Dr. W. E. B. DuBois, Director of Publicity and Research, National Association for the Advancement of Colored People, “Manifesto of the Second Pan African Congress,” The Crisis (November, 1921), p. 7. [DuBois was in Europe during the Second Congress delivering the Manifesto of the Second Pan African Congress to imperialist monarchs and statesmen.]
A black and white portrait photograph of American sociologist and historian W. E. B. Du Bois. Based on the quality of the photo and Du Bois’ clothing, the image was likely produced in the early 1900s. Du Bois faces the camera, looking just slightly to the right of the frame. His face is serious. His dark facial hair is in the style of a goatee: he wears a sculpted mustache whose tips turn upwards, and he has a triangular patch of hair beneath his mouth. Du Bois wears a three-piece dark suit with a white shirt and dark floppy necktie tucked down into his vest. He is bald on the top of his head, with short dark hair hugging the sides of his head. His ears stick out slightly.
Herbert Spencer Jennings, Professor of Zoology, Johns Hopkins University, “Heredity and Environment,” Scientific Monthly (September 1924), pp. 237.) [Jennings attended the Second Congress.]
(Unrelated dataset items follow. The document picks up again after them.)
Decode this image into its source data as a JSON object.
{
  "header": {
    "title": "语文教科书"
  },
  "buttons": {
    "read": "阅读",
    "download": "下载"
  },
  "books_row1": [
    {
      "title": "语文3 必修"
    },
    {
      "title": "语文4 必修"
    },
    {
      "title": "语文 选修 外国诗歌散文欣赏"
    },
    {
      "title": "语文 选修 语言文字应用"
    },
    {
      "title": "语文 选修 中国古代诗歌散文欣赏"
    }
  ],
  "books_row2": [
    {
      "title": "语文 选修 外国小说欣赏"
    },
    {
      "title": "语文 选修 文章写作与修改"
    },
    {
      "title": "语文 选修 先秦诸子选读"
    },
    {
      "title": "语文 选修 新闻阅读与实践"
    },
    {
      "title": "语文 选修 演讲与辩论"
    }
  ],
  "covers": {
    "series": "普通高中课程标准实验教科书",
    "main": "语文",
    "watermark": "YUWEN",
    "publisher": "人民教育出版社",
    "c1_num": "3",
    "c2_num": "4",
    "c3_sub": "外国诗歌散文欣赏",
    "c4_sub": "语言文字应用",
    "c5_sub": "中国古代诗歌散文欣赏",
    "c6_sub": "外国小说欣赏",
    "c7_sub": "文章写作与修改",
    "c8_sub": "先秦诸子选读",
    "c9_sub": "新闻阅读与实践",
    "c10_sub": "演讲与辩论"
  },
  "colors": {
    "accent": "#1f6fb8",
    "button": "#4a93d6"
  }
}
It is particularly in connection with racial questions in man that there has been a great throwing about of false biology. Heredity is stressed as all-powerful; environment as almost powerless: a vicious fallacy, not supported by the results of investigation. We are warned not to admit to America certain peoples now differing from ourselves on the basis of the resounding assertion that biology informs us that the environment can bring out nothing whatever but the hereditary characters. Such an assertion is perfectly empty and idle.

(Herbert Spencer Jennings, Professor of Zoology, Johns Hopkins University, Prometheus; or Biology and the Advancement of Man (New York: E. P. Dutton, 1925), pp. 65-66.)